An average of 90 patients are admitted monthly to the hospital by the Family Medicine Center in Fort Collins. A few years ago, about 50 of those patients would have been readmitted to the hospital within 30 days of being treated.
Social and economic barriers — from lack of transportation and homelessness to mental illness and illiteracy — prevented these patients from following through with the health care plan laid out by FMC. But that’s not the case anymore thanks to the creation of FMC’s Transitional Care RN program in 2013.
“Every year, the care we provide gets more and more complex, and more specifically, it gets more acute,” said Dr. Bernard Birnbaum, FMC’s associate residency director, who spearheaded the new team. “Although our uninsured rate drastically plummeted with the Affordable Care Act, our patients’ socioeconomics haven’t changed. We needed to be able to identify those needs to make it more likely for these patients to get better care.”
Transitional Care Team registered nurse Jennifer Nolte explained further: “When you don’t have basic needs met, health won’t be your priority. We had to look at the holistic health of a patient.”
The team includes two full-time registered nurses — Nolte and colleague Andrea Hooley — based out of UCHealth Poudre Valley Hospital. Nolte and Hooley began the program by creating a tool to identify barriers that their patients were facing. The modified risk assessment tool had often been used by hospitalist programs, but never before within a residency program, Nolte said.
Every person admitted to the hospital by either FMC or its affiliate clinic, Salud Family Health Centers, with the exception of people from long-term care facilities, is screened using the risk assessment tool. This tool identifies barriers to health care that may be caused by socioeconomic factors, psychological issues, addiction, isolation or being a non-English speaker. And it helps to recognize if the person has poor health literacy, inadequate chronic disease management or medication issues.
“A common situation is where a person has several of these factors lighting up on their assessment,” Hooley said.
Hooley and Nolte use their assessment information to help the resident doctors better understand their patients. (FMC is a training site for the Fort Collins Family Medicine Residency Program.) But just as important, the information is used to help Hooley and Nolte during the patient’s discharge process. It’s at that time that the two nurses use their extended experience in socioeconomic issues to address anything that may make it difficult for the patient to follow through with their health plan — a plan that now always includes a follow-up visit.

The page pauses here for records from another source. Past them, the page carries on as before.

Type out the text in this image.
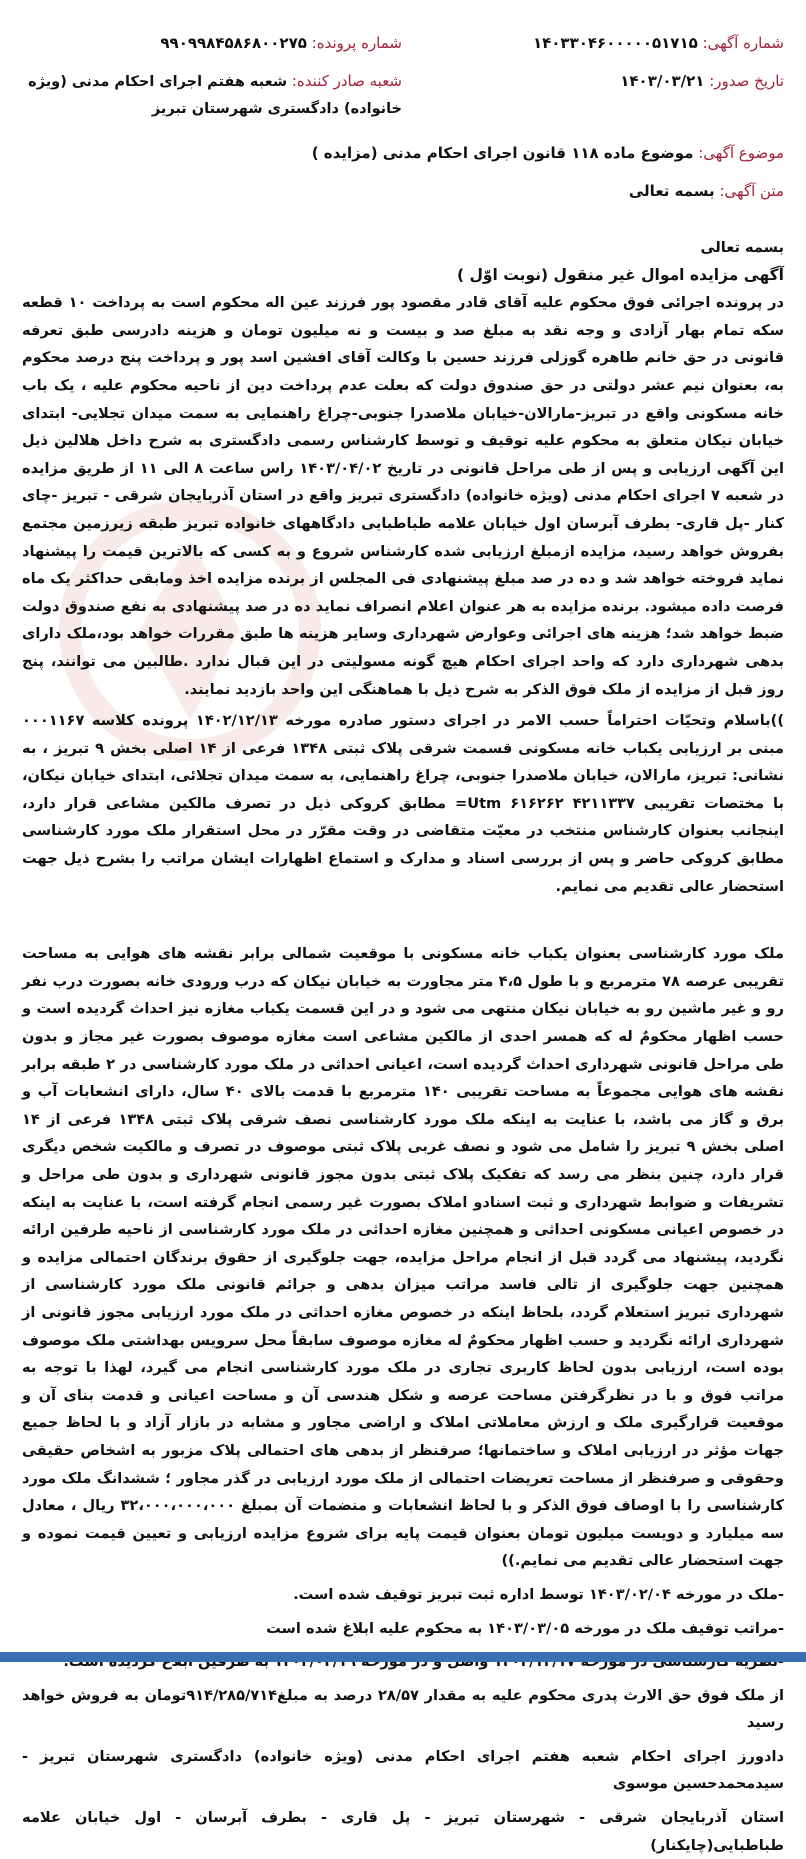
شماره آگهی: ۱۴۰۳۳۰۴۶۰۰۰۰۰۵۱۷۱۵
شماره پرونده: ۹۹۰۹۹۸۴۵۸۶۸۰۰۲۷۵
تاریخ صدور: ۱۴۰۳/۰۳/۲۱
شعبه صادر کننده: شعبه هفتم اجرای احکام مدنی (ویژه خانواده) دادگستری شهرستان تبریز
موضوع آگهی: موضوع ماده ۱۱۸ قانون اجرای احکام مدنی (مزایده )
متن آگهی: بسمه تعالی

بسمه تعالی

آگهی مزایده اموال غیر منقول (نوبت اوّل )

در پرونده اجرائی فوق محکوم علیه آقای قادر مقصود پور فرزند عین اله محکوم است به پرداخت ۱۰ قطعه سکه تمام بهار آزادی و وجه نقد به مبلغ صد و بیست و نه میلیون تومان و هزینه دادرسی طبق تعرفه قانونی در حق خانم طاهره گوزلی فرزند حسین با وکالت آقای افشین اسد پور و پرداخت پنج درصد محکوم به، بعنوان نیم عشر دولتی در حق صندوق دولت که بعلت عدم پرداخت دین از ناحیه محکوم علیه ، یک باب خانه مسکونی واقع در تبریز-مارالان-خیابان ملاصدرا جنوبی-چراغ راهنمایی به سمت میدان تجلایی- ابتدای خیابان نیکان متعلق به محکوم علیه توقیف و توسط کارشناس رسمی دادگستری به شرح داخل هلالین ذیل این آگهی ارزیابی و پس از طی مراحل قانونی در تاریخ ۱۴۰۳/۰۴/۰۲ راس ساعت ۸ الی ۱۱ از طریق مزایده در شعبه ۷ اجرای احکام مدنی (ویژه خانواده) دادگستری تبریز واقع در استان آذربایجان شرقی - تبریز -چای کنار -پل قاری- بطرف آبرسان اول خیابان علامه طباطبایی دادگاههای خانواده تبریز طبقه زیرزمین مجتمع بفروش خواهد رسید، مزایده ازمبلغ ارزیابی شده کارشناس شروع و به کسی که بالاترین قیمت را پیشنهاد نماید فروخته خواهد شد و ده در صد مبلغ پیشنهادی فی المجلس از برنده مزایده اخذ ومابقی حداکثر یک ماه فرصت داده میشود. برنده مزایده به هر عنوان اعلام انصراف نماید ده در صد پیشنهادی به نفع صندوق دولت ضبط خواهد شد؛ هزینه های اجرائی وعوارض شهرداری وسایر هزینه ها طبق مقررات خواهد بود،ملک دارای بدهی شهرداری دارد که واحد اجرای احکام هیچ گونه مسولیتی در این قبال ندارد .طالبین می توانند، پنج روز قبل از مزایده از ملک فوق الذکر به شرح ذیل با هماهنگی این واحد بازدید نمایند.

))باسلام وتحیّات احتراماً حسب الامر در اجرای دستور صادره مورخه ۱۴۰۲/۱۲/۱۳ پرونده کلاسه ۰۰۰۱۱۶۷ مبنی بر ارزیابی یکباب خانه مسکونی قسمت شرقی پلاک ثبتی ۱۳۴۸ فرعی از ۱۴ اصلی بخش ۹ تبریز ، به نشانی: تبریز، مارالان، خیابان ملاصدرا جنوبی، چراغ راهنمایی، به سمت میدان تجلائی، ابتدای خیابان نیکان، با مختصات تقریبی ۴۲۱۱۳۳۷ ۶۱۶۲۶۲ Utm= مطابق کروکی ذیل در تصرف مالکین مشاعی قرار دارد، اینجانب بعنوان کارشناس منتخب در معیّت متقاضی در وقت مقرّر در محل استقرار ملک مورد کارشناسی مطابق کروکی حاضر و پس از بررسی اسناد و مدارک و استماع اظهارات ایشان مراتب را بشرح ذیل جهت استحضار عالی تقدیم می نمایم.

ملک مورد کارشناسی بعنوان یکباب خانه مسکونی با موقعیت شمالی برابر نقشه های هوایی به مساحت تقریبی عرصه ۷۸ مترمربع و با طول ۴،۵ متر مجاورت به خیابان نیکان که درب ورودی خانه بصورت درب نفر رو و غیر ماشین رو به خیابان نیکان منتهی می شود و در این قسمت یکباب مغازه نیز احداث گردیده است و حسب اظهار محکومٌ له که همسر احدی از مالکین مشاعی است مغازه موصوف بصورت غیر مجاز و بدون طی مراحل قانونی شهرداری احداث گردیده است، اعیانی احداثی در ملک مورد کارشناسی در ۲ طبقه برابر نقشه های هوایی مجموعاً به مساحت تقریبی ۱۴۰ مترمربع با قدمت بالای ۴۰ سال، دارای انشعابات آب و برق و گاز می باشد، با عنایت به اینکه ملک مورد کارشناسی نصف شرقی پلاک ثبتی ۱۳۴۸ فرعی از ۱۴ اصلی بخش ۹ تبریز را شامل می شود و نصف غربی پلاک ثبتی موصوف در تصرف و مالکیت شخص دیگری قرار دارد، چنین بنظر می رسد که تفکیک پلاک ثبتی بدون مجوز قانونی شهرداری و بدون طی مراحل و تشریفات و ضوابط شهرداری و ثبت اسنادو املاک بصورت غیر رسمی انجام گرفته است، با عنایت به اینکه در خصوص اعیانی مسکونی احداثی و همچنین مغازه احداثی در ملک مورد کارشناسی از ناحیه طرفین ارائه نگردید، پیشنهاد می گردد قبل از انجام مراحل مزایده، جهت جلوگیری از حقوق برندگان احتمالی مزایده و همچنین جهت جلوگیری از تالی فاسد مراتب میزان بدهی و جرائم قانونی ملک مورد کارشناسی از شهرداری تبریز استعلام گردد، بلحاظ اینکه در خصوص مغازه احداثی در ملک مورد ارزیابی مجوز قانونی از شهرداری ارائه نگردید و حسب اظهار محکومٌ له مغازه موصوف سابقاً محل سرویس بهداشتی ملک موصوف بوده است، ارزیابی بدون لحاظ کاربری تجاری در ملک مورد کارشناسی انجام می گیرد، لهذا با توجه به مراتب فوق و با در نظرگرفتن مساحت عرصه و شکل هندسی آن و مساحت اعیانی و قدمت بنای آن و موقعیت قرارگیری ملک و ارزش معاملاتی املاک و اراضی مجاور و مشابه در بازار آزاد و با لحاظ جمیع جهات مؤثر در ارزیابی املاک و ساختمانها؛ صرفنظر از بدهی های احتمالی پلاک مزبور به اشخاص حقیقی وحقوقی و صرفنظر از مساحت تعریضات احتمالی از ملک مورد ارزیابی در گذر مجاور ؛ ششدانگ ملک مورد کارشناسی را با اوصاف فوق الذکر و با لحاظ انشعابات و منضمات آن بمبلغ ۳۲،۰۰۰،۰۰۰،۰۰۰ ریال ، معادل سه میلیارد و دویست میلیون تومان بعنوان قیمت پایه برای شروع مزایده ارزیابی و تعیین قیمت نموده و جهت استحضار عالی تقدیم می نمایم.))

-ملک در مورخه ۱۴۰۳/۰۲/۰۴ توسط اداره ثبت تبریز توقیف شده است.

-مراتب توقیف ملک در مورخه ۱۴۰۳/۰۳/۰۵ به محکوم علیه ابلاغ شده است

از ملک فوق حق الارث پدری محکوم علیه به مقدار ۲۸/۵۷ درصد به مبلغ۹۱۴/۲۸۵/۷۱۴تومان به فروش خواهد رسید

دادورز اجرای احکام شعبه هفتم اجرای احکام مدنی (ویژه خانواده) دادگستری شهرستان تبریز - سیدمحمدحسین موسوی

استان آذربایجان شرقی - شهرستان تبریز - پل قاری - بطرف آبرسان - اول خیابان علامه طباطبایی(چایکنار)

“The most important thing we do as physicians is take care of people’s health issues but to do that we need to know the needs of the patient, and unfortunately, this has become harder and harder to do,” Birnbaum said. “It does no one any good to give a patient a treatment plan that they have no way to comply with. But with this transitional care program, we can meet the patient where they are.”
Based on the screening, Hooley and Nolte can find specific interventions to help patients to better focus on their health. They connect patients to UCHealth programs such as with case managers or to the PVH EMS Community Paramedics program, as well as to outside resources, such as the food bank or a shelter.
“Our sole purpose is to decrease admissions [to the hospital] and increase quality of life,” Nolte said. “We try to link them to resources they need. For example, Medicaid provides free transportation, and a lot of these people don’t realize they have those benefits.”
A key component to the transitional care program’s success is the one-on-one time Hooley and Nolte spend with each person explaining their health care plan and the importance of the follow-up visit — a visit that also gives FMC an opportunity to see if their interventions are helping.
“Because we are a residency program and there can be a lot of different people by the patient’s bedside, it’s important for us to explain the plan,” Nolte said. “We provide specialized education on their diagnosis and medication, and we make sure they understand any changes or additions to their plan. … We advocate for that patient.”
And in turn, their patients are returning to the hospital less often – nearly half, according to two-year data.
“The reality is if we can identify the factors that lead to poor follow-up and poor reoccurrence of care, then they get better care and have better outcomes,” Birnbaum said. “Readmissions are a surrogate marker and a secondary goal here. What we are really trying to do is make lives better.”